The partners in the Snøhvit licence have decided to perform studies of possible concepts for building a new LNG plant at Melkøya in Hammerfest (Train II).
The licence has conducted a feasibility study of processing capacity expansion of Hammerfest LNG plant, Melkøya called Snøhvit Train II, and have now decided to study technical concepts that may make further expansion economically feasible.
The next investment decision is still some years away. A possible investment decision may be made towards the end of 2013 at the earliest, and the plant can be expected to be online in 2018, at the earliest. .
”We are considering expanding the LNG capacity at Melkøya by building a new LNG plant. Capacity expansion will accelerate the production of gas that has already been found and open for earlier production of new gas that extensive exploration activities in the Barents Sea can hope to discover,” says Statoil’s project manager, Geir A. Owren.
In addition to the Melkøya expansions, a possible extension of capacity will entail a substantial development offshore involving several subsea templates, production wells and a new pipeline to land.
Archaeologists from Tromsø Museum have over the past two years conducted archaeological excavations in the Melkøya area so the construction site has been cleared for possible expansion.
Facts about Snøhvit and Melkøya
Snøhvit is the first petroleum development in the Barents Sea. Huge quantities of natural gas are transported to land through a 143 kilometre long pipeline for liquefaction at Europe’s first production facility for Liquefied Natural Gas, Hammerfest LNG.

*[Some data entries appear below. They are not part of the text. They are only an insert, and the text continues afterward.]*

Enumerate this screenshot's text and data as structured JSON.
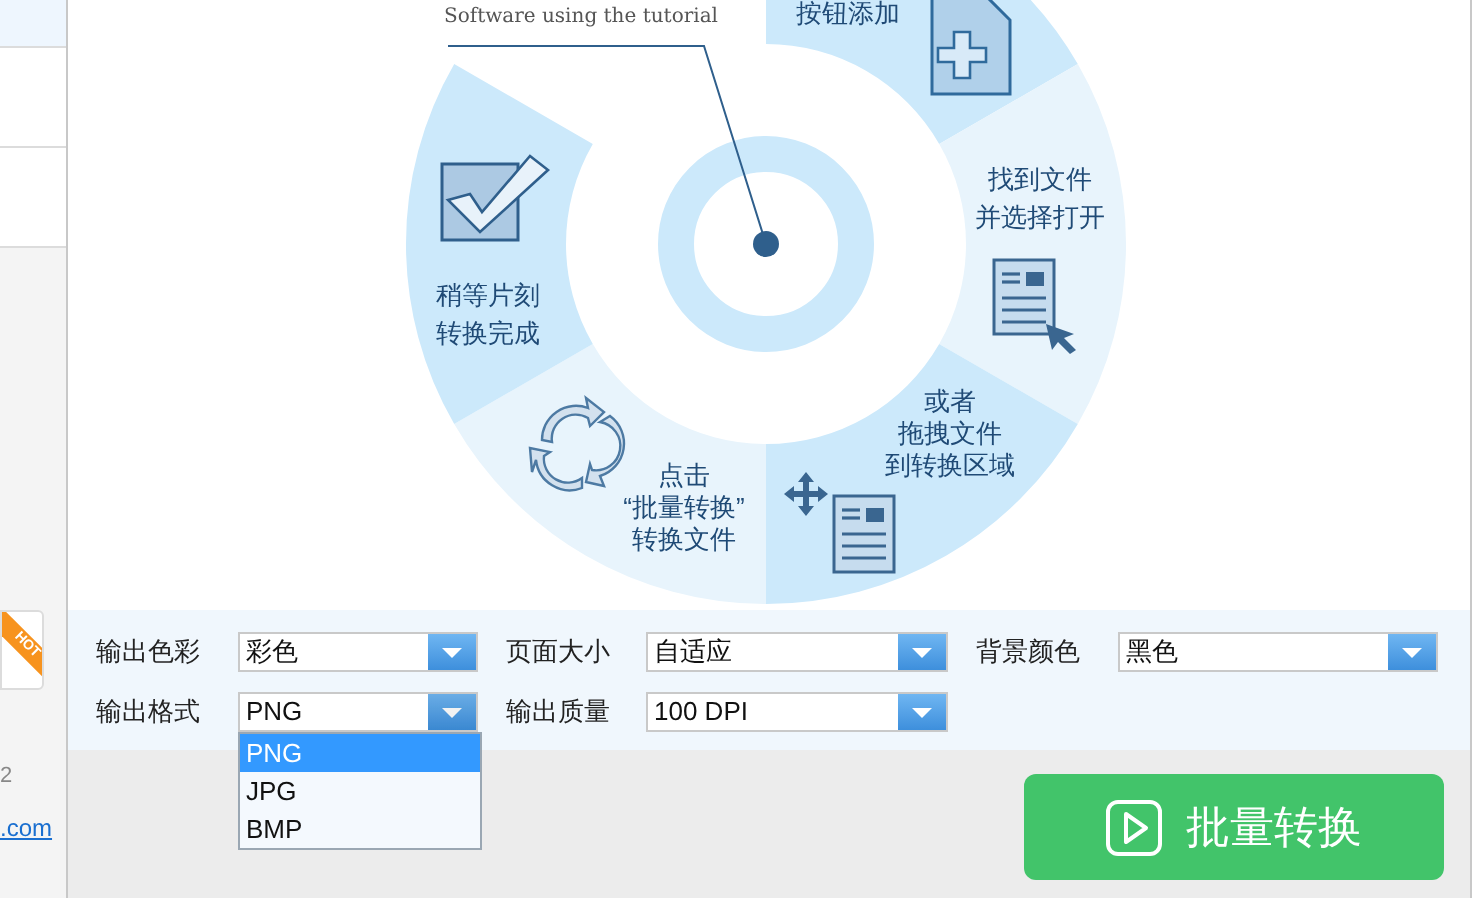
{
  "sidebar": {
    "badge": "HOT",
    "note": "2",
    "link": ".com"
  },
  "diagram": {
    "caption": "Software using the tutorial",
    "steps": [
      {
        "kind": "add",
        "lines": [
          "按钮添加"
        ]
      },
      {
        "kind": "open",
        "lines": [
          "找到文件",
          "并选择打开"
        ]
      },
      {
        "kind": "drag",
        "lines": [
          "或者",
          "拖拽文件",
          "到转换区域"
        ]
      },
      {
        "kind": "convert",
        "lines": [
          "点击",
          "“批量转换”",
          "转换文件"
        ]
      },
      {
        "kind": "done",
        "lines": [
          "稍等片刻",
          "转换完成"
        ]
      }
    ]
  },
  "settings": {
    "rows": [
      [
        {
          "label": "输出色彩",
          "value": "彩色"
        },
        {
          "label": "页面大小",
          "value": "自适应"
        },
        {
          "label": "背景颜色",
          "value": "黑色"
        }
      ],
      [
        {
          "label": "输出格式",
          "value": "PNG",
          "expanded": true,
          "options": [
            {
              "label": "PNG",
              "selected": true
            },
            {
              "label": "JPG",
              "selected": false
            },
            {
              "label": "BMP",
              "selected": false
            }
          ]
        },
        {
          "label": "输出质量",
          "value": "100 DPI",
          "expanded": false
        }
      ]
    ]
  },
  "convert_button": {
    "label": "批量转换"
  }
}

Snøhvit is the first major development on the Norwegian continental shelf for which the entire production facilities have been placed on the seabed, between 250 and 345 metres below the surface.
The well stream is separated at the Melkøya LNG plant and the natural gas is chilled to minus 163 degrees before being shipped to markets.
Hammerfest LNG (Train I) currently produces 13,000 tons LNG, 2,000 tons condensate and 900 tons LPG each day.
According to the current plan for Train I, the facility will over a 30-year period produce 190 GSm3 gas from the Snøhvit, Askeladd and Albatross fields.